The Department of Veterans Affairs (VA) needs-based pension program is available to compensate veterans for non-service-connected disabilities. Like the VA compensation program, eligibility for the pension program is based upon disability. Unlike the VA compensation program, however, the pension program is also based on income and financial need. To be eligible for benefits, the veteran’s disability must be total and permanent, but need not be “service-connected.” There are three (3) levels of VA pension benefits available: (1) the basic pension, (2) “Housebound” benefits and (3) “Aid and Attendance” benefits. The VA pension program helps pay for unreimbursed medical expenses (not covered by Medicare or other medical insurance), and is useful to veterans who need assistance with activities of daily living. This blog contains many articles on VA pension benefits. For more information on VA pension benefits and the requirements to qualify, please click here.

Changes to the VA Pension Rules

Over three (3) years ago, in January 2015, proposed rule changes amending the regulations governing veterans’ eligibility for VA pensions and other needs-based benefit programs were published in the Federal Register. Although it has taken the VA over three (3) years, the new rules were published in the Federal Register today, and will be effective in thirty (30) days, on October 18, 2018.

The amended regulations mirror the Medicaid rules, as they require a net worth determination, establish a look-back period and impose penalties for asset transfers.  New requirements also identify the medical expenses which may be deducted from countable income for VA’s needs-based benefit programs. The new rules will make qualifying for VA pension benefits more challenging than ever.  

Net Worth

For purposes of entitlement to VA pension, countable net worth includes all countable assets plus annual gross income. Example of “net worth” calculation: A claimant’s assets total $117,000 and annual income is $9,000. Therefore, adding the claimant’s annual income to assets produces net worth of $126,000.

The term “countable assets” means the fair market value of all property that an individual owns, including all real and personal property, unless excluded under the regulations, less the amount of mortgages or other encumbrances specific to the mortgaged or encumbered property.

A veteran’s assets include the assets of the veteran as well as the assets of his or her spouse.

The new net worth asset limit is $123,600. This limit will be increased each year by the same percentage as the Social Security benefit amounts increase due to cost-of- living increases.

The VA will deny or discontinue pension if a claimant’s or beneficiary’s net worth exceeds the net worth limit.

A claimant may decrease assets by spending on items or services for which fair market value is received. Such purchases cannot be on any item that the VA considers to be a countable asset. One example of spending down assets would be the payment of medical expenses during a non-qualifying year, but other expenditures will also be acceptable; e.g. vacation expenditures, a pre-paid burial policy, purchase of a car, etc., provided that the expenditures are for the claimant or his/her spouse.

Asset Exclusions

Countable assets do not include the following:

Primary residence. The primary residence is exempt, regardless of where the claimant actually resides and regardless of the value of the residence; however, the residential lot area cannot exceed 2 acres. Anything over 2 acres would be countable in net worth. If the residence is sold after pension entitlement is established, net proceeds from the sale are a countable asset except to the extent the proceeds are used to purchase another residence within the same calendar year as the year in which the sale occurred. VA will not subtract from a claimant’s assets the amount of any mortgages or encumbrances on a claimant’s primary residence.

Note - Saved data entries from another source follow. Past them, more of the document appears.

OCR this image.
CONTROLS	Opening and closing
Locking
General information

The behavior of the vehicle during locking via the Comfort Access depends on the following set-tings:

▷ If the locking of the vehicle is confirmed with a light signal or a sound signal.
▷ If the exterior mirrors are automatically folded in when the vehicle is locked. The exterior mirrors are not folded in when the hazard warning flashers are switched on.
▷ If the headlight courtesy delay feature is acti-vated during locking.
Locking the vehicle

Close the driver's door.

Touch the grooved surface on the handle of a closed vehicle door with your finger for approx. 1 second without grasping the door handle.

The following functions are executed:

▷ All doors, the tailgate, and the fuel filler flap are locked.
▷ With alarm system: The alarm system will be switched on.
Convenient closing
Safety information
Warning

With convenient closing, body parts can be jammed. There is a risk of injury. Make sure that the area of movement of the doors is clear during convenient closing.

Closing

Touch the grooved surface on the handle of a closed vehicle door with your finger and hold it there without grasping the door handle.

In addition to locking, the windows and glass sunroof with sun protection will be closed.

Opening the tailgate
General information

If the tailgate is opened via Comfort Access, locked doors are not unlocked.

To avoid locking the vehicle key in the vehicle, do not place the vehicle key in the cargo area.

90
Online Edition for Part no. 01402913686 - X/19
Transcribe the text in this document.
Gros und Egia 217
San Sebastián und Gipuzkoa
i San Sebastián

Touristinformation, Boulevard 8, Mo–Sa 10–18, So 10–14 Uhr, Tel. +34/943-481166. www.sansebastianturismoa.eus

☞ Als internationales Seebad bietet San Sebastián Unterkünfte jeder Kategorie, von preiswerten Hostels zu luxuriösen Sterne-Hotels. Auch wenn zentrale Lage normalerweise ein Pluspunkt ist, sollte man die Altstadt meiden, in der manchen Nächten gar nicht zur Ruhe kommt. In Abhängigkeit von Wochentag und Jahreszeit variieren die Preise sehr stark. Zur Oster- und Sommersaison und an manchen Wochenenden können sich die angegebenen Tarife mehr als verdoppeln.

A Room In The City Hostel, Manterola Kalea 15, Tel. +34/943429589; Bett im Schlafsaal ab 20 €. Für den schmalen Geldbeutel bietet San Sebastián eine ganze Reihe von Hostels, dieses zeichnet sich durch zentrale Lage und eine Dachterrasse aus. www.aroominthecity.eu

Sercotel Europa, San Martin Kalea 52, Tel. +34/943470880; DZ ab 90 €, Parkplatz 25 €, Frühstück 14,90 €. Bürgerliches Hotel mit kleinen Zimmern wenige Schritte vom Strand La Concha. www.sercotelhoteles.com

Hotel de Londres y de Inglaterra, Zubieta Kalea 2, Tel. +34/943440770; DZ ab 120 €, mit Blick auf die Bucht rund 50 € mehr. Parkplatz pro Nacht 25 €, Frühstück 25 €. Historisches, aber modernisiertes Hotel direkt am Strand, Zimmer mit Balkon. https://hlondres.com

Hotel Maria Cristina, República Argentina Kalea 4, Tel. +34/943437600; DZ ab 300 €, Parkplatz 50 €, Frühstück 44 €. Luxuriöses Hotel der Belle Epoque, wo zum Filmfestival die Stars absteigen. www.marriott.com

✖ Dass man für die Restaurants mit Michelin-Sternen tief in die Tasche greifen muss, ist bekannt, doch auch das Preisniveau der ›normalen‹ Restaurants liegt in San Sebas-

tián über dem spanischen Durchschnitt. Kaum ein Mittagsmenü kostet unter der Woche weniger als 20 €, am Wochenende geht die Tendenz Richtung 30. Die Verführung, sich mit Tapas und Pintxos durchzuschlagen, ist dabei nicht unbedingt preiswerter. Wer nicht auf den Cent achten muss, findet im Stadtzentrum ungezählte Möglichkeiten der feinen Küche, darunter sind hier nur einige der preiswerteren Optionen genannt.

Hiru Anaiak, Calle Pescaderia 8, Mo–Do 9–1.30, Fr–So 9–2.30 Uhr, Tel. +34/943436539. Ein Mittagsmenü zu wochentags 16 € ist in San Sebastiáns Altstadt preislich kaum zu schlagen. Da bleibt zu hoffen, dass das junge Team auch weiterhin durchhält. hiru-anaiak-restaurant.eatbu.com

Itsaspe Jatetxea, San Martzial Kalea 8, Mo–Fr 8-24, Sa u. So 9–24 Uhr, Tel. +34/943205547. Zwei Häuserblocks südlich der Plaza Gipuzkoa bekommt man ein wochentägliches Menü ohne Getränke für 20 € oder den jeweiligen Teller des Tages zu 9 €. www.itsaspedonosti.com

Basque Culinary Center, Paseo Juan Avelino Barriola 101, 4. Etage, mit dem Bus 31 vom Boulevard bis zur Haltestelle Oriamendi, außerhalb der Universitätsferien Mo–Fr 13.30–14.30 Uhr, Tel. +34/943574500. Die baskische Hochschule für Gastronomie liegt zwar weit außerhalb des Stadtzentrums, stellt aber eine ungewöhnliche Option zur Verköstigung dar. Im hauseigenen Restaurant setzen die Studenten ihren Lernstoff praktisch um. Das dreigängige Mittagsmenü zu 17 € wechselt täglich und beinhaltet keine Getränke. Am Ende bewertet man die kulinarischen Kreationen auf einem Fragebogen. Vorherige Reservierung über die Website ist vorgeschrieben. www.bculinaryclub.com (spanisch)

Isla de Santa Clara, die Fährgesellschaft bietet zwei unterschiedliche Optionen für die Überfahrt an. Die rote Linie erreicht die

If the residence is sold within the three-year look-back period, the net proceeds can be used to purchase another home of equal or greater value OR to purchase other items or services without falling into the penalty period. In cases where the residence is sold after pension is in effect and the claimant spends down the proceeds before December 31st or purchases another home of equal or more value before December 31st, pension will remain unaffected.

Personal effects. Value of personal effects suitable to and consistent with a reasonable mode of life, such as appliances and family transportation vehicles.

Look-Back on Asset Transfers

The “look-back period” refers to the 36-month period immediately preceding the date on which VA receives either an original pension claim or a new pension claim after a period of non-entitlement. This look-back period does not include any date before October 18, 2018, or 30 days after September 18, 2018, the date the new VA rules were published in the Federal Register.

Penalty Periods

The “penalty period” means a period of non-entitlement for VA pension benefits due to the transfer of an asset.

Penalty periods and calculations. When a claimant transfers an asset during the look-back period, the VA will assess a penalty period, not to exceed 5 years. However, in calculating penalty periods, the VA will disregard asset transfers made before October 18, 2018.

The length of the penalty period is calculated by dividing the value of the transferred asset by the monthly pension rate for a veteran in need of aid and attendance with one dependent that is in effect as of the date of the pension claim, currently $2,169.00. The result is the number of months during which VA will not pay pension benefits. The penalty period begins on the first day of the month that follows the last asset transfer. Only the portion of assets that would make the net worth exceed $123,600 are subject to penalty.